By late Friday, Franken had canceled a coming appearance at a book fair in Miami.

But while there was no widespread public showing of support for Franken, a number of his allies, including three former “Saturday Night Live” colleagues and 10 former aides, all women, said they did not believe his behavior fit a pattern or was in the same realm of misconduct as other high-profile men accused of sexual abuse in the entertainment industry, including comedian Louis C.K. and producer Harvey Weinstein.

“I’m just so upset about this atmosphere and good people being dragged into it,” said Jane Curtin, a member of the original cast of “Saturday Night Live” with Franken from 1975 to 1980 who has been close to him since. “It’s just like the red menace. You don’t know who’s going to be next.”

Curtin said that in a comedy setting where women were at times not valued or dismissed because of their gender, Franken was a powerful ally who viewed female writers and comedians as his equals. But she was also among several who said they were disappointed by Franken’s conduct and were struggling with the episode, which happened during his comedy career and before he ran for the Senate.

“I was surprised,” Curtin said. “If he did that, that’s really stupid, but I have never seen him in a situation where he has been sexually aggressive with anybody.”

The woman who accused Franken, Leeann Tweeden, said he forcibly kissed her during a 2006 USO tour of the Middle East. Franken issued two apologies Thursday and also wrote Tweeden a personal letter of remorse, which she read Friday during an appearance on “The View.”

In the letter, Franken told Tweeden that he wanted to “apologize to you personally.” He also said there is no excuse for the photo taken of him posing in a joking manner while apparently placing his hands on her chest while she was asleep.

In another appearance, on ABC’s “Good Morning America,” Tweeden, a radio newscaster, said that she had not told her story for political gain, and that his fate was up to the people of Minnesota to decide. She said she wanted women to feel more comfortable to share their experiences.

“Because if he did this to somebody else, or if anybody else has stayed silent, or anybody else has been the victim of any kind of abuse, maybe they can speak out and feel like they can come forward in real time and not wait a decade or longer,” she said. No one else has come forward to accuse Franken.

As Washington wrestled with how to categorize Franken’s behavior, which was accompanied by a photo that showed him appearing to grope Tweeden, who was wearing a bulletproof jacket, as she slept on a military plane, even some ardent defenders of women’s rights said the senator’s offense was not so grievous as to require his resignation.

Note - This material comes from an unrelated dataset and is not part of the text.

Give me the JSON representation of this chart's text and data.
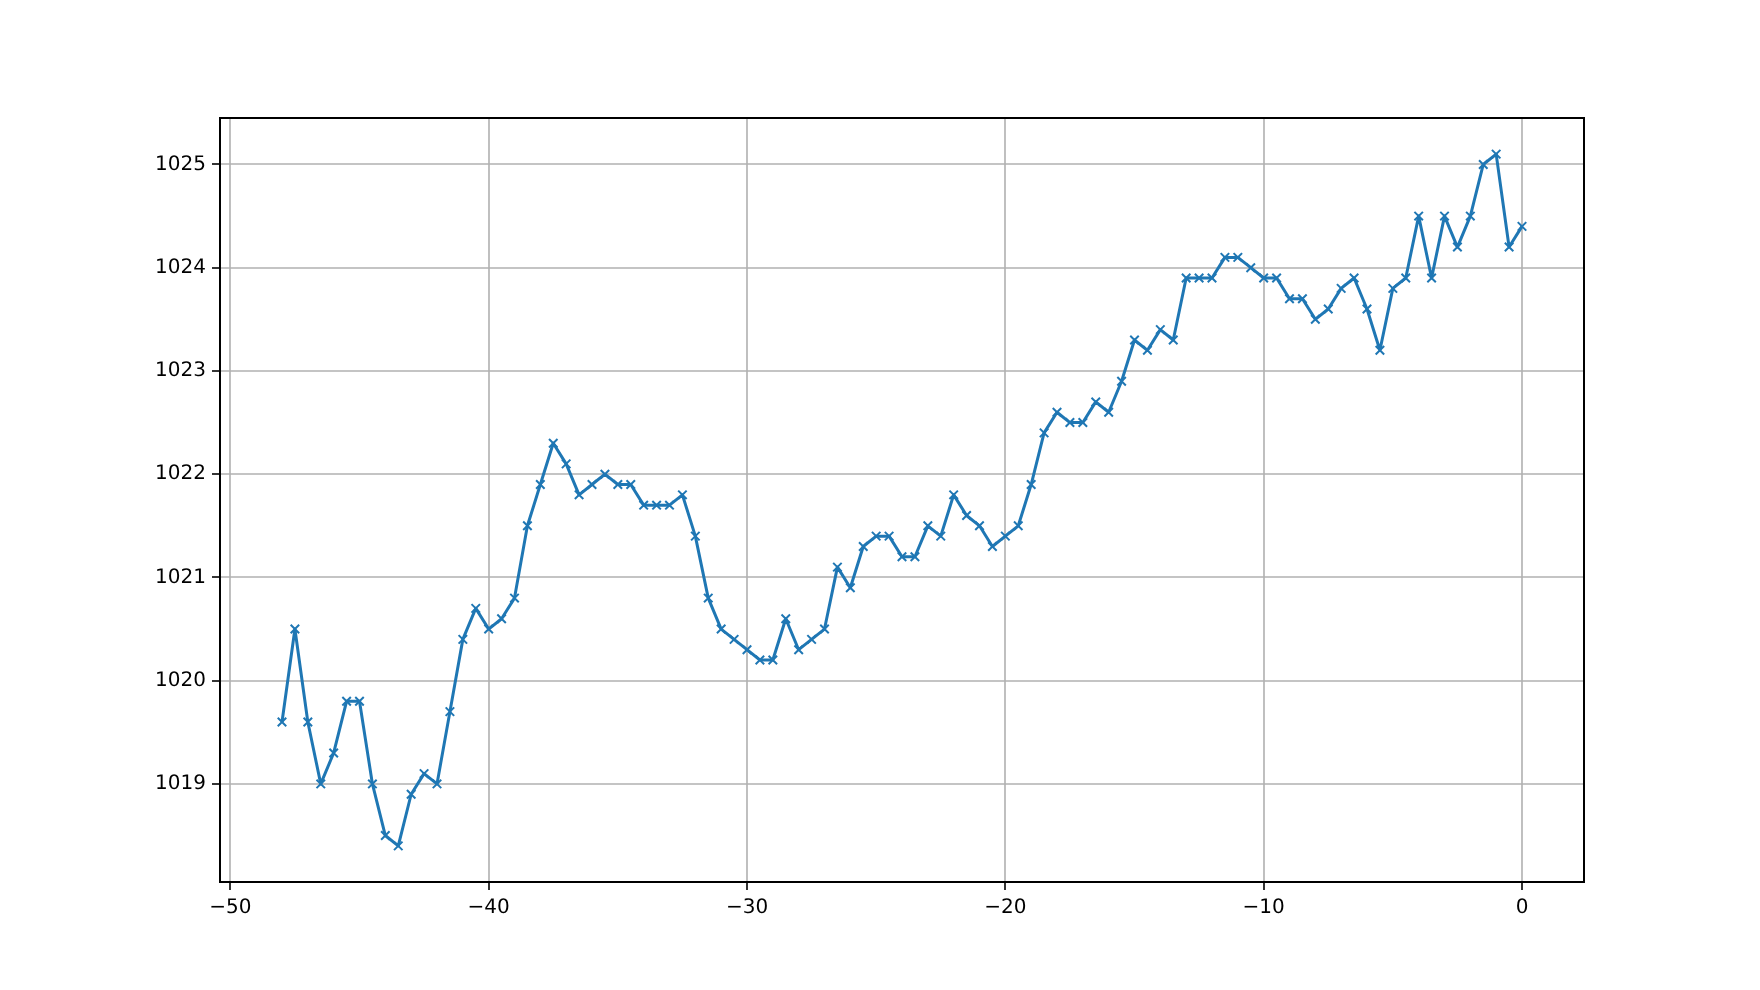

“This is not a Harvey Weinstein situation,” said Debra Katz, a civil-rights lawyer who handles sexual-harassment cases. “Harvey Weinstein was a serial predator who used his power to put women in very vulnerable situations. He abused that power by sexually assaulting women. That’s not what this is.”

Katz also drew a distinction between Franken’s role as a comedian and that of a senator.

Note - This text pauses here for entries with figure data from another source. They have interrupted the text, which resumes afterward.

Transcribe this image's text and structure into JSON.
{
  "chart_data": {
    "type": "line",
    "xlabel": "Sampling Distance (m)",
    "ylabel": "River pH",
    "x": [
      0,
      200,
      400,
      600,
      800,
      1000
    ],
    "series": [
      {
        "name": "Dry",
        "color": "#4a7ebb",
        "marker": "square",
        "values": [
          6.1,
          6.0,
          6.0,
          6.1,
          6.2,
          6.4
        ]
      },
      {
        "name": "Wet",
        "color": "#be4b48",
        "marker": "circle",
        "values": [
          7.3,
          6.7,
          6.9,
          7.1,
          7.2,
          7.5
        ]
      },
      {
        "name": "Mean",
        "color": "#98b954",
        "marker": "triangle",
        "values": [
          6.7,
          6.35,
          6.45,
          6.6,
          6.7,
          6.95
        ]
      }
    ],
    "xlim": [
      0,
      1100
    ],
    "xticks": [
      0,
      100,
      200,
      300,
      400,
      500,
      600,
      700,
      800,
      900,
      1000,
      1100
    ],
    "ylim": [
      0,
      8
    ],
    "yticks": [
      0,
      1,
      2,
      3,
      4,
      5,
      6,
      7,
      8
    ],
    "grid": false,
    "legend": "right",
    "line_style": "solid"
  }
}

“Context is relevant,” she said. “He did not do this as a member of the U.S. Senate. He did this in his capacity of someone who was still functioning as an entertainer.”

Victoria Jackson, who also worked with Franken on “Saturday Night Live,” said he did not have a history of acting in an inappropriate manner in that workplace, where humor was often bawdy. She remembered him telling her he was troubled she acted like “a ditz” in meetings when he knew she was smart, a comment that unsettled her but one she ultimately did not feel was harassment.

“I have a lot of stories of sexually inappropriate things that have happened to me in my life from people in show business,” Jackson, 58, said in an interview. “As far as Al Franken, he never said or did anything inappropriate to me the six years I was on ‘Saturday Night Live.’”

Several of Franken’s former aides said they believed Tweeden’s accusation, but her account did not match what they experienced on Capitol Hill. They expressed disappointment in his actions but defended his track record as a lawmaker who promoted women in his office and valued their opinions.

Natalie Volin Lehr, a former aide who signed a joint statement in Franken’s defense, said in an interview Friday that Franken was being judged unfairly, and that his track record in office had been one of defending women’s rights.

“He’s had unsavory jokes in the past that he’s regretted,” Volin Lehr said of Franken’s comedy career. She said the photo published Thursday fell into that category, “but it is hard to see how this is comparable to the other incidents that women have brought forward in the recent past.”

Those who know him also said Franken, 66, is a dedicated husband to Franni Bryson, whom he married in 1975 and whose struggle with alcohol abuse has been publicly discussed by the couple. A former “Saturday Night Live” colleague, writer Marilyn Suzanne Miller, cried as she defended Franken, saying, “He wouldn’t do it to Franni.”